A Woman Will Coach In the NBA
Spurs Hire WNBA Star Hammon
August 14, 2014
By Mitch Chortkoff
The San Antonio Spurs are not only NBA champions they have the reputation of frequently being a few steps ahead of opponents in a variety of ways.
I admire the Spurs for adding someone to their roster every season, usually a relatively unknown player from Europe or a U.S. collegian who wasn’t an All-American. Frequently these players become key additions to support Tim Duncan, Tony Parker and Mano Ginobli.
So it didn’t surprise me when last week the Spurs became the first team in NBA history to hire a full-time woman on its coaching staff.
In 2001 the Cleveland Cavaliers brought in Lisa Boyer, but she was a part-time coach who didn’t travel with the team and wasn’t paid.
Becky Hammon will be one of the Spurs’ assistant coaches full time and will be paid.
“People ask me if there’ll ever be a woman player in the NBA,” said Hammon. “I say probably not because of the difference in size and strength.
“But when it comes to game-planning, offensive and defensive schemes, things of the mind, that’s different.”
Spurs’ head coach Gregg Popovich, who’s about to enter his 19th season, agrees.
‘I’m not interested in whether it’s a man or a woman. I’m interested in the person’s basketball IQ and communication skills,” he said.
Hammon, a point guard who played for the San Antonio WNBA team, is ending a 16-year career in the league and has been chosen as one of the WNBAs top 15 all-time best players.

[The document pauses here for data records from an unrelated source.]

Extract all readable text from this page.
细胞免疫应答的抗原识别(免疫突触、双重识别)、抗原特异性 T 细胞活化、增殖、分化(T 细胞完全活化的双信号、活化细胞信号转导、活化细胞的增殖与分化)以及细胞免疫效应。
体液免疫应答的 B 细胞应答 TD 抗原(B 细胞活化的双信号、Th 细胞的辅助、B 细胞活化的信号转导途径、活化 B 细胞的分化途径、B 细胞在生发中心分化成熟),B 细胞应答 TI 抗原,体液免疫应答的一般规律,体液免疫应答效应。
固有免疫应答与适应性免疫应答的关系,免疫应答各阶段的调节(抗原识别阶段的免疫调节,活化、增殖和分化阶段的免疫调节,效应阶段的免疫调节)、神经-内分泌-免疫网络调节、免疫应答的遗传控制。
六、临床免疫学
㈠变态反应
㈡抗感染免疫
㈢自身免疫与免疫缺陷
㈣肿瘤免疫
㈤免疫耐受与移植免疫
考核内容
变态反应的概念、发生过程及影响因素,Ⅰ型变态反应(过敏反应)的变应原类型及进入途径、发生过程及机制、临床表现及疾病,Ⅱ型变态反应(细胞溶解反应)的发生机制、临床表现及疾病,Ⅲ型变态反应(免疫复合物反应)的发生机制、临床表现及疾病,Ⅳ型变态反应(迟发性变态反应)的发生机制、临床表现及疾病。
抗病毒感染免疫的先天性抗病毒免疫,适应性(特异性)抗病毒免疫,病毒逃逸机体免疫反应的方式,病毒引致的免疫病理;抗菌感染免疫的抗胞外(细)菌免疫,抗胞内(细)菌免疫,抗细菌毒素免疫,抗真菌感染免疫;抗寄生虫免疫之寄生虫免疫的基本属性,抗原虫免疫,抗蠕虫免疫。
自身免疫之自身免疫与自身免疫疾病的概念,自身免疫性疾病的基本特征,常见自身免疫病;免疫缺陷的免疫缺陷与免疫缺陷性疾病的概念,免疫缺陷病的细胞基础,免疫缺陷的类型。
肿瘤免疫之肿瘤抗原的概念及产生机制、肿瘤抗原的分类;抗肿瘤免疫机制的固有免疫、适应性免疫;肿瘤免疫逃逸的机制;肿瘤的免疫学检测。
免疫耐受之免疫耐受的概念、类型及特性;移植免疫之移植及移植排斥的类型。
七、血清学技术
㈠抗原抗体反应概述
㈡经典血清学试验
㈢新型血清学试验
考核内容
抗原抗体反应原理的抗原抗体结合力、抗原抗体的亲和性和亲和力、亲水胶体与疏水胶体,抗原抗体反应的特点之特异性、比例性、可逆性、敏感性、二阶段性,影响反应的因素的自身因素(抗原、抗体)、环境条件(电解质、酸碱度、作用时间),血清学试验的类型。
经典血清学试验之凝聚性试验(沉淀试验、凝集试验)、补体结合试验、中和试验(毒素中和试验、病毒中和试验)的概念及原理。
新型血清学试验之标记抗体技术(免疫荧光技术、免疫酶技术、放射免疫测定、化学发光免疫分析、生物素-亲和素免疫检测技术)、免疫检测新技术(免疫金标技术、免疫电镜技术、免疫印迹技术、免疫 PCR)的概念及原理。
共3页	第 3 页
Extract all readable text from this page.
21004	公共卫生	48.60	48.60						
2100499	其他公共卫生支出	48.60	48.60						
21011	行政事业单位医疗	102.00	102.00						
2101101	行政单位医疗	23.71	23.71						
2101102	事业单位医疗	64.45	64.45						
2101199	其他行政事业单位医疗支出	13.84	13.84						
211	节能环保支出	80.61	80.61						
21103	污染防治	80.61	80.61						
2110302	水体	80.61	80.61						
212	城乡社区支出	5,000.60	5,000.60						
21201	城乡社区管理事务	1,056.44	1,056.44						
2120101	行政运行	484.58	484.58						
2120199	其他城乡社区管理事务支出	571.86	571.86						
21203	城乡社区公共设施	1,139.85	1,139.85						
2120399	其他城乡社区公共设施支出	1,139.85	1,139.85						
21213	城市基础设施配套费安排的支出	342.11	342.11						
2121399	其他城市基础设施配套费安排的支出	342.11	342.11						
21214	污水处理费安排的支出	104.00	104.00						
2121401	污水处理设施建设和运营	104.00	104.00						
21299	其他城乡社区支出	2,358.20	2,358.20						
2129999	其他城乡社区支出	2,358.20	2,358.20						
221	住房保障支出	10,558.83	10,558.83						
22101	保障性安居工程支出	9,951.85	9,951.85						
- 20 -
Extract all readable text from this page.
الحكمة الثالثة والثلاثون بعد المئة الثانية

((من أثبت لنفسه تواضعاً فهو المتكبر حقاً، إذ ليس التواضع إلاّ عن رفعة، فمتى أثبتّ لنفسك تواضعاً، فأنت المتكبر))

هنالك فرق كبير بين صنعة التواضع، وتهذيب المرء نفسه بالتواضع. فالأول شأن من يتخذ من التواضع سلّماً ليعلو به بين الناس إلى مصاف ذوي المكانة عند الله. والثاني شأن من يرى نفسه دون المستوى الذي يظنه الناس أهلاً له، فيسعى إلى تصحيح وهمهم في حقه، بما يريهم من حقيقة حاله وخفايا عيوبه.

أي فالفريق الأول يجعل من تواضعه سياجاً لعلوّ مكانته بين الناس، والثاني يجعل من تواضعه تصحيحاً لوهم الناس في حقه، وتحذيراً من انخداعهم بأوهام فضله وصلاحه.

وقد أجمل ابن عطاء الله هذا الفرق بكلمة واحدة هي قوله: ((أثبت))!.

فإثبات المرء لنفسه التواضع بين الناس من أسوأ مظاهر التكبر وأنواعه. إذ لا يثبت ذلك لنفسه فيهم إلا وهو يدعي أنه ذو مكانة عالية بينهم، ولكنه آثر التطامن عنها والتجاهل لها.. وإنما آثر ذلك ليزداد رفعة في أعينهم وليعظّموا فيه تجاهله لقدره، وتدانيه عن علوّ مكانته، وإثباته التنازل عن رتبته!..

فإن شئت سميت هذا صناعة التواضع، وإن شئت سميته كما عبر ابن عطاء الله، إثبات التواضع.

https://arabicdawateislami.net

Spurs’ guard Danny Green said he was impressed with Hammon’s basketball knowledge when she helped the team last season after being injured in a WNBA game and couldn’t play anymore.
“Her observations were really helpful after she watched our game films,” said Green. “We’re used to being around her She’s a coach. We respect her.”
Hammond met Duncan and Parker several years ago at an NBA all-star game.
Hammond admits she could set back the hopes of other women coaches seeking NBA employment if she fails. But she’s determined not to do that.